Le droit actuel a des "lacunes" et ne permet pas d'enrayer le changement climatique, a expliqué Frédéric Pitaval, le directeur d'id-eau. "Nous avons un droit de réparation et qui n'est pas basé sur la préservation ou la prévention", a-t-il déclaré vendredi à Lausanne, lors du coup d'envoi officiel de l'Appel du Rhône.
Une personnalité juridique pour le Rhône, de son glacier en Valais à son delta en Camargue, lui permettrait de "se prémunir" en cas d'activités destructrices et de "demander des comptes" s'il devait par exemple être pollué, a affirmé Frédéric Pitaval. Selon lui, il faut "bouleverser les idées dominantes" et faire évoluer le droit pour qu'il puisse répondre à l'urgence climatique.
Selon id-eau, association née à Lausanne en 2018, des cours d'eau se sont déjà vu attribuer une personnalité juridique, comme la rivière Vilcabamba en Equateur (2011), le fleuve Atrato en Colombie (2016) et le fleuve Whanganui en Nouvelle-Zélande (2017). La question est de plus en plus abordée, notamment autour de la Loire en France.
"Reconnaître le rôle écosystémique du fleuve"
"Ces exemples montrent l'émergence d'un nouveau paradigme. C'est la volonté de prévenir les futurs dommages face à la crise climatique en amont, plutôt que d'agir après les catastrophes", explique vendredi dans le 12h30 Valérie Cabanès, juriste en droit international et spécialiste en droit de la nature, qui regrette que ces exemples soient présents sur tous les continents, excepté l'Europe.
"La personnalité juridique, qui est aussi attribuée à des identités virtuelles comme les entreprises ou les associations, n'offre pas les mêmes droits qu'à une personne. Mais il s'agit de reconnaître le rôle écosystémique du fleuve et des droits spécifiques qui lui sont liés, comme fournir de l'eau ou faire vivre des espèces", précise Valérie Cabanès.
Quant à savoir si cette personnalité juridique permet d'obtenir des effets concrets, la juriste évoque un exemple en Equateur, le premier pays à reconnaître dans sa Constitution le droit de la nature depuis 2008: "Sur 30 procès, la nature a gagné 25 fois! Comme dans le cas de cette rivière menacée par la construction d'une route. On a reconnu que l'utilité du fleuve primait à long terme sur celle de la route."
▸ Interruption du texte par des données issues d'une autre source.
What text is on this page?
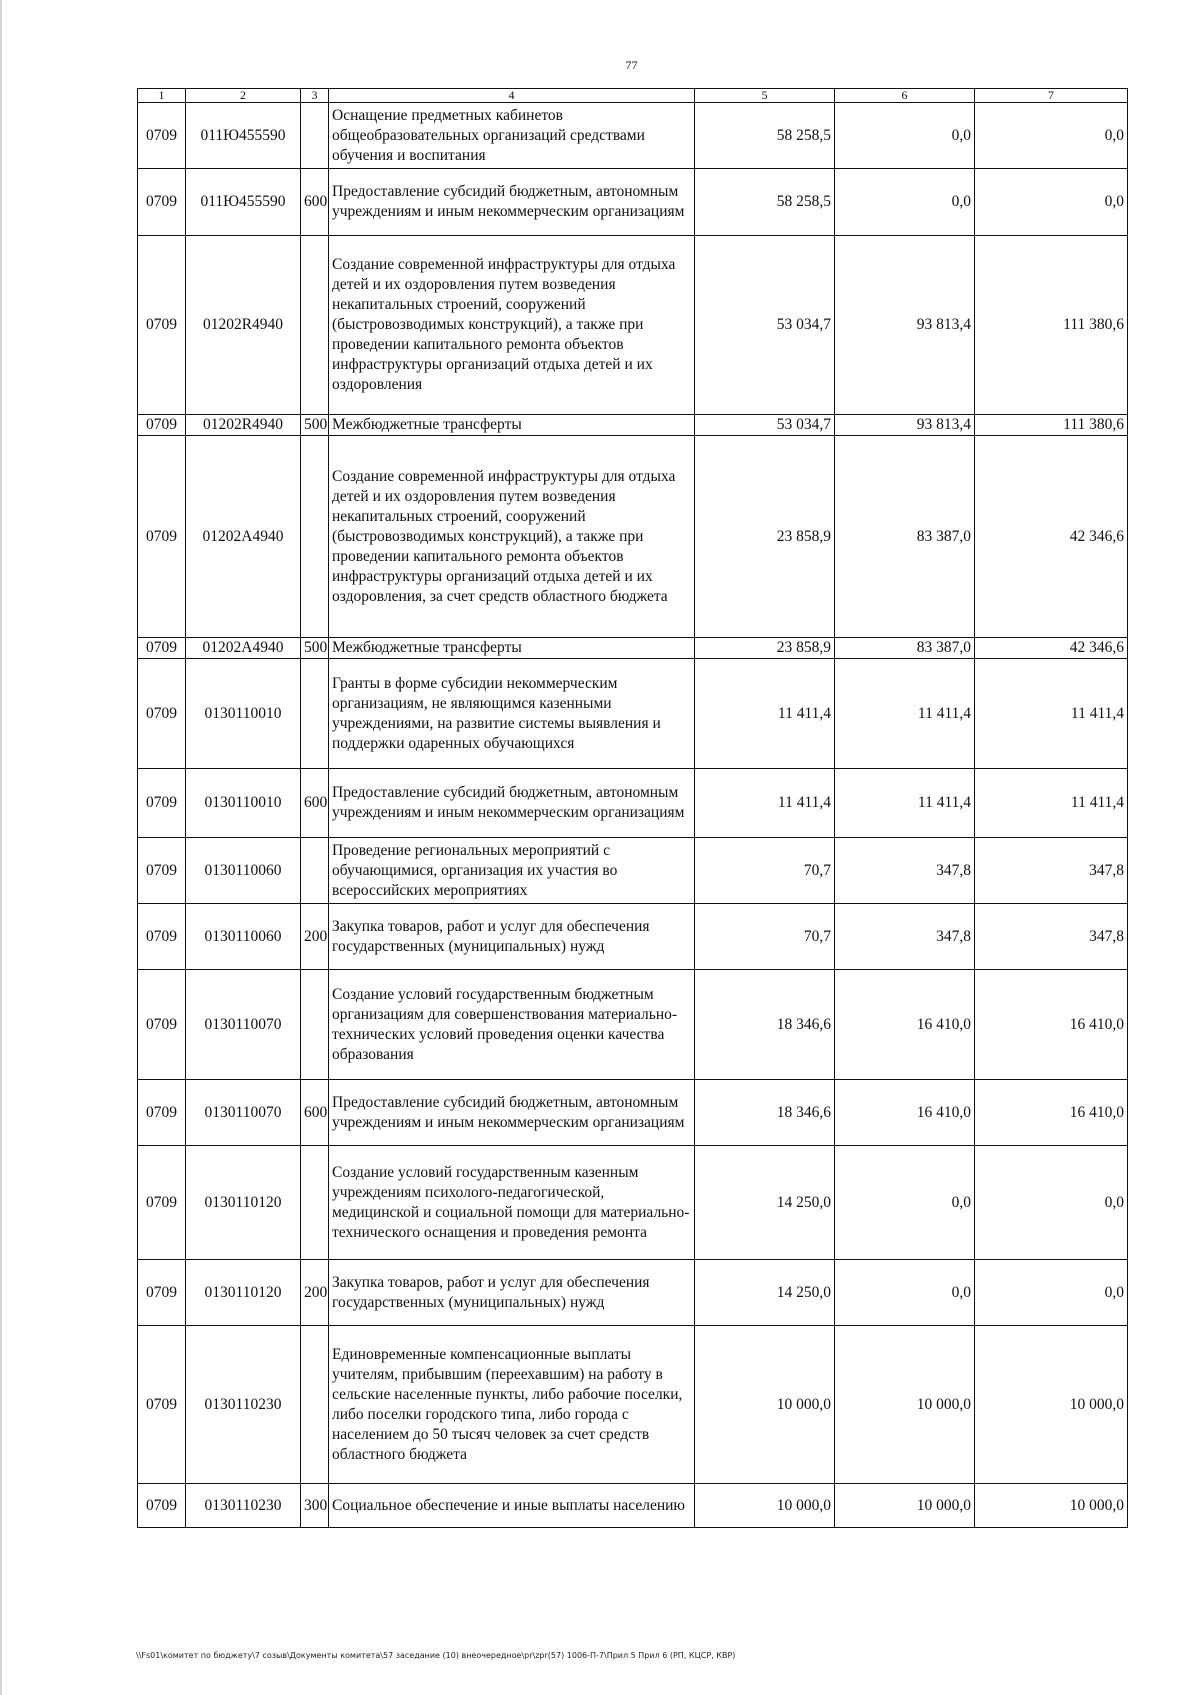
77
1	2	3	4	5	6	7
0709	011Ю455590		Оснащение предметных кабинетов общеобразовательных организаций средствами обучения и воспитания	58 258,5	0,0	0,0
0709	011Ю455590	600	Предоставление субсидий бюджетным, автономным учреждениям и иным некоммерческим организациям	58 258,5	0,0	0,0
0709	01202R4940		Создание современной инфраструктуры для отдыха детей и их оздоровления путем возведения некапитальных строений, сооружений (быстровозводимых конструкций), а также при проведении капитального ремонта объектов инфраструктуры организаций отдыха детей и их оздоровления	53 034,7	93 813,4	111 380,6
0709	01202R4940	500	Межбюджетные трансферты	53 034,7	93 813,4	111 380,6
0709	01202A4940		Создание современной инфраструктуры для отдыха детей и их оздоровления путем возведения некапитальных строений, сооружений (быстровозводимых конструкций), а также при проведении капитального ремонта объектов инфраструктуры организаций отдыха детей и их оздоровления, за счет средств областного бюджета	23 858,9	83 387,0	42 346,6
0709	01202A4940	500	Межбюджетные трансферты	23 858,9	83 387,0	42 346,6
0709	0130110010		Гранты в форме субсидии некоммерческим организациям, не являющимся казенными учреждениями, на развитие системы выявления и поддержки одаренных обучающихся	11 411,4	11 411,4	11 411,4
0709	0130110010	600	Предоставление субсидий бюджетным, автономным учреждениям и иным некоммерческим организациям	11 411,4	11 411,4	11 411,4
0709	0130110060		Проведение региональных мероприятий с обучающимися, организация их участия во всероссийских мероприятиях	70,7	347,8	347,8
0709	0130110060	200	Закупка товаров, работ и услуг для обеспечения государственных (муниципальных) нужд	70,7	347,8	347,8
0709	0130110070		Создание условий государственным бюджетным организациям для совершенствования материально-технических условий проведения оценки качества образования	18 346,6	16 410,0	16 410,0
0709	0130110070	600	Предоставление субсидий бюджетным, автономным учреждениям и иным некоммерческим организациям	18 346,6	16 410,0	16 410,0
0709	0130110120		Создание условий государственным казенным учреждениям психолого-педагогической, медицинской и социальной помощи для материально-технического оснащения и проведения ремонта	14 250,0	0,0	0,0
0709	0130110120	200	Закупка товаров, работ и услуг для обеспечения государственных (муниципальных) нужд	14 250,0	0,0	0,0
0709	0130110230		Единовременные компенсационные выплаты учителям, прибывшим (переехавшим) на работу в сельские населенные пункты, либо рабочие поселки, либо поселки городского типа, либо города с населением до 50 тысяч человек за счет средств областного бюджета	10 000,0	10 000,0	10 000,0
0709	0130110230	300	Социальное обеспечение и иные выплаты населению	10 000,0	10 000,0	10 000,0
\\Fs01\комитет по бюджету\7 созыв\Документы комитета\57 заседание (10) внеочередное\pr\zpr(57) 1006-П-7\Прил 5 Прил 6 (РП, КЦСР, КВР)
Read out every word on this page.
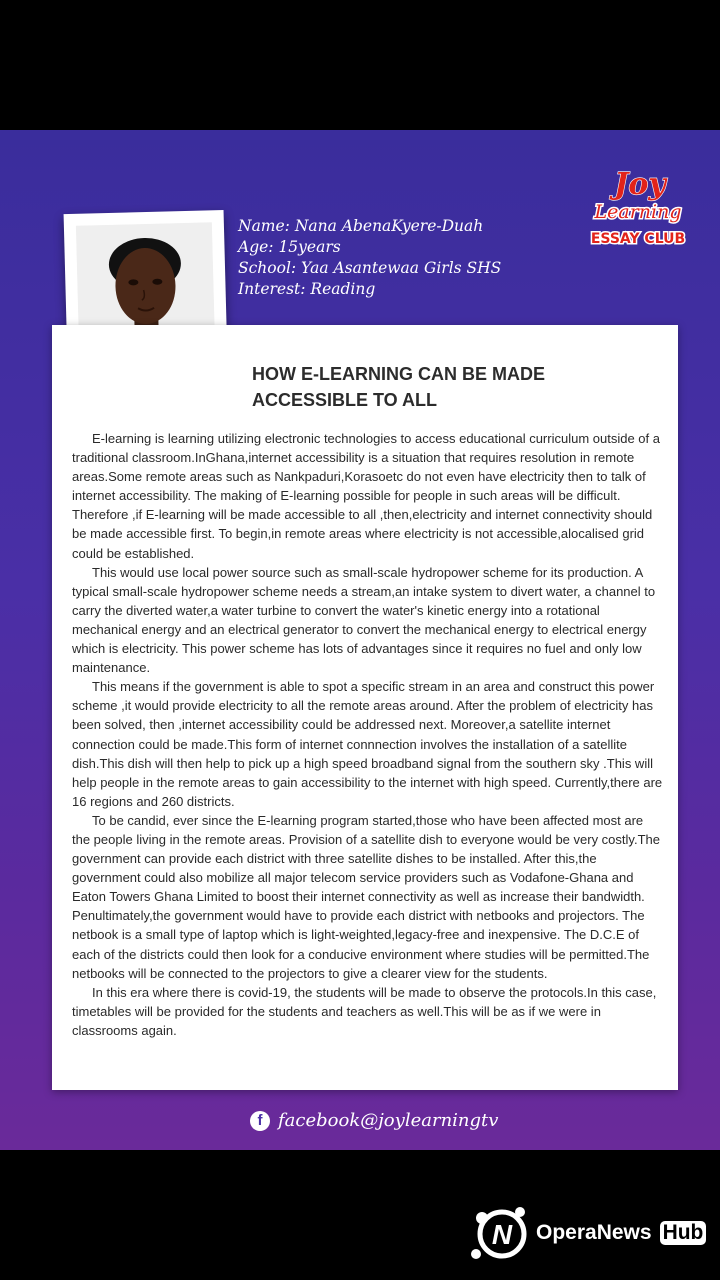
Name: Nana AbenaKyere-Duah
Age: 15years
School: Yaa Asantewaa Girls SHS
Interest: Reading
Joy
Learning
ESSAY CLUB
HOW E-LEARNING CAN BE MADE ACCESSIBLE TO ALL

E-learning is learning utilizing electronic technologies to access educational curriculum outside of a traditional classroom.InGhana,internet accessibility is a situation that requires resolution in remote areas.Some remote areas such as Nankpaduri,Korasoetc do not even have electricity then to talk of internet accessibility. The making of E-learning possible for people in such areas will be difficult. Therefore ,if E-learning will be made accessible to all ,then,electricity and internet connectivity should be made accessible first. To begin,in remote areas where electricity is not accessible,alocalised grid could be established.

This would use local power source such as small-scale hydropower scheme for its production. A typical small-scale hydropower scheme needs a stream,an intake system to divert water, a channel to carry the diverted water,a water turbine to convert the water's kinetic energy into a rotational mechanical energy and an electrical generator to convert the mechanical energy to electrical energy which is electricity. This power scheme has lots of advantages since it requires no fuel and only low maintenance.

This means if the government is able to spot a specific stream in an area and construct this power scheme ,it would provide electricity to all the remote areas around. After the problem of electricity has been solved, then ,internet accessibility could be addressed next. Moreover,a satellite internet connection could be made.This form of internet connnection involves the installation of a satellite dish.This dish will then help to pick up a high speed broadband signal from the southern sky .This will help people in the remote areas to gain accessibility to the internet with high speed. Currently,there are 16 regions and 260 districts.

To be candid, ever since the E-learning program started,those who have been affected most are the people living in the remote areas. Provision of a satellite dish to everyone would be very costly.The government can provide each district with three satellite dishes to be installed. After this,the government could also mobilize all major telecom service providers such as Vodafone-Ghana and Eaton Towers Ghana Limited to boost their internet connectivity as well as increase their bandwidth. Penultimately,the government would have to provide each district with netbooks and projectors. The netbook is a small type of laptop which is light-weighted,legacy-free and inexpensive. The D.C.E of each of the districts could then look for a conducive environment where studies will be permitted.The netbooks will be connected to the projectors to give a clearer view for the students.

In this era where there is covid-19, the students will be made to observe the protocols.In this case, timetables will be provided for the students and teachers as well.This will be as if we were in classrooms again.

f facebook@joylearningtv
N OperaNews Hub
Propos recueillis par Sylvie Lambelet
Adaptation web: vkiss, avec l'ats
Un manifeste collectif
L'Appel du Rhône se présente sous la forme d'un manifeste collectif. Ses initiateurs espèrent désormais récolter un maximum de signatures en Suisse et en France, via le site internet d'id-eau et les réseaux sociaux, pour montrer qu'il y a une volonté populaire à agir pour le fleuve.
Plusieurs associations de défense de l'environnement - GARN Europe, Rights of Mother Earth, Wild Legal ou Notre Affaire à tous - soutiennent le projet. Des événements artistiques sont aussi prévus pour accompagner la campagne.